La réduction temporaire et la régénération du tissu cérébral et crânien chez les musaraignes font partie du phénomène de Dehnel, décrit pour la première fois par le zoologiste polonais August Dehnel en 1949. Ce phénomène implique des réductions de taille corporelle et de masse des organes internes en hiver, une adaptation supposée pour survivre à cette saison. L’allègement des tissus permet de diminuer les coûts énergétiques alimentaires, utile lorsque les calories sont rares.
Yugo Ikeda, mammalogiste à l’Université Toyo à Tokyo, et ses collègues ont examiné les dimensions de 136 crânes de musaraignes conservés dans des musées, collectés entre 1948 et 1988 sur l’île japonaise de Hokkaido. En utilisant des logiciels pour mer plusieurs points de référence sur les crânes, ils ont constaté que pendant les mois d’hiver, les nez des musaraignes étaient 7 % plus hauts et 6 % plus larges, atteignant respectivement 2,43 et 2,19 millimètres. Avec l’arrivée du printemps, les nez retrouvaient leur taille initiale.

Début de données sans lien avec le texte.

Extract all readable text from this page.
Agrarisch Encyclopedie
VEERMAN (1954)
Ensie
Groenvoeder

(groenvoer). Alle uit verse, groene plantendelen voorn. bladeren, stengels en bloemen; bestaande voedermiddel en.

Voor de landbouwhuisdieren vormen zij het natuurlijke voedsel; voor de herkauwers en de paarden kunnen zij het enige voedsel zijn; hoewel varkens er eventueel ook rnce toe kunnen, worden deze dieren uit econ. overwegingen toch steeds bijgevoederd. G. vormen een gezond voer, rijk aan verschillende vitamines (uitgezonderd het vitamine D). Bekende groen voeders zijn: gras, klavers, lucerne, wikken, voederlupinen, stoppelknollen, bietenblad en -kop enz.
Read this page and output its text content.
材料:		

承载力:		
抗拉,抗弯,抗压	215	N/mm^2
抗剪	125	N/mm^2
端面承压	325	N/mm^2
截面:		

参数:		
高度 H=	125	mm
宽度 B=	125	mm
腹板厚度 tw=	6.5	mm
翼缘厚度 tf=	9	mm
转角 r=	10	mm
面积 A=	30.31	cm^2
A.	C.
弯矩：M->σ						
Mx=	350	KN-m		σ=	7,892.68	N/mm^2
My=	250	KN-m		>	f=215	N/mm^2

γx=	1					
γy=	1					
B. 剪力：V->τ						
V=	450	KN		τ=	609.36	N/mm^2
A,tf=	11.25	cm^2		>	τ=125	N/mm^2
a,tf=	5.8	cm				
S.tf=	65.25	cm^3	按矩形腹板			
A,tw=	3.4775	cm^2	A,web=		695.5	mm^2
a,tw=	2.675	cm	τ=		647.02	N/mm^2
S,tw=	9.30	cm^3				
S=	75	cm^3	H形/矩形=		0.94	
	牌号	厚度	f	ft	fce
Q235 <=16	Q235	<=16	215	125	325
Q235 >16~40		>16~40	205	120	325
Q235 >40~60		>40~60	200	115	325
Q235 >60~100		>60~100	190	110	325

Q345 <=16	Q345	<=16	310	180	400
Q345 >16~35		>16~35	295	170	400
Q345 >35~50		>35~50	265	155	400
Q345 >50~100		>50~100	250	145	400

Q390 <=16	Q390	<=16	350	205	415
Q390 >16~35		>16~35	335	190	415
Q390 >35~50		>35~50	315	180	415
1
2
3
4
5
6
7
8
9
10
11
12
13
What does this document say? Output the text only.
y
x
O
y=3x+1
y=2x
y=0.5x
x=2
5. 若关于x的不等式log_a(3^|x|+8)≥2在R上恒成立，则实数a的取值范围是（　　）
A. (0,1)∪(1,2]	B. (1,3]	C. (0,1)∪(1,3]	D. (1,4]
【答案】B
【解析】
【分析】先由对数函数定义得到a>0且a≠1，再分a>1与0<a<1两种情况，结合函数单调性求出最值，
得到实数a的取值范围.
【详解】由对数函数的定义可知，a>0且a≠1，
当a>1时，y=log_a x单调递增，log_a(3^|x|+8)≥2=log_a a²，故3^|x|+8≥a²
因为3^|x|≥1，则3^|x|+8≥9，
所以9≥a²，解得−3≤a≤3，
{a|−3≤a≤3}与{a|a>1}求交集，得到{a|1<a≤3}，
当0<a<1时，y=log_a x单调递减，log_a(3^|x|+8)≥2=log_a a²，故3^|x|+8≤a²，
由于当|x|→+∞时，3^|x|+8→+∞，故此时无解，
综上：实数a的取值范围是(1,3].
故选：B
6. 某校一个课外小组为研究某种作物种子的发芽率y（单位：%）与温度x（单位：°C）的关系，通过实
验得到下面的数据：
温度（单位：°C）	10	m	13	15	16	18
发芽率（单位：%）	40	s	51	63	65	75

Ikeda désigne cette découverte comme un « phénomène de Dehnel inversé », soulignant qu’elle était totalement inattendue. Les chercheurs émettent plusieurs hypothèses sur l’expansion du nez. Un nez plus grand pourrait offrir un espace supplémentaire pour un réseau de vaisseaux sanguins, permettant de réchauffer l’air froid avant qu’il n’atteigne le cerveau, ce qui pourrait aider les musaraignes à mieux penser par temps froid. De plus, une plus grande surface des tissus nasaux pourrait améliorer leur capacité à détecter les odeurs, facilitant ainsi la recherche de nourriture dans la neige profonde.
Ces découvertes remettent en question la compréhension de la plasticité squelettique, indiquant qu’il ne s’agit pas seulement d’un acte de rétrécissement. Jan R. E. Taylor, écologue évolutif à l’Université de Białystok en Pologne, s’interroge sur la possibilité que cette expansion du nez soit également observée dans des climats plus doux. Ikeda souhaite approfondir l’étude du comportement et de la physiologie des musaraignes, notamment les changements des tissus dans la cavité nasale au fil des saisons.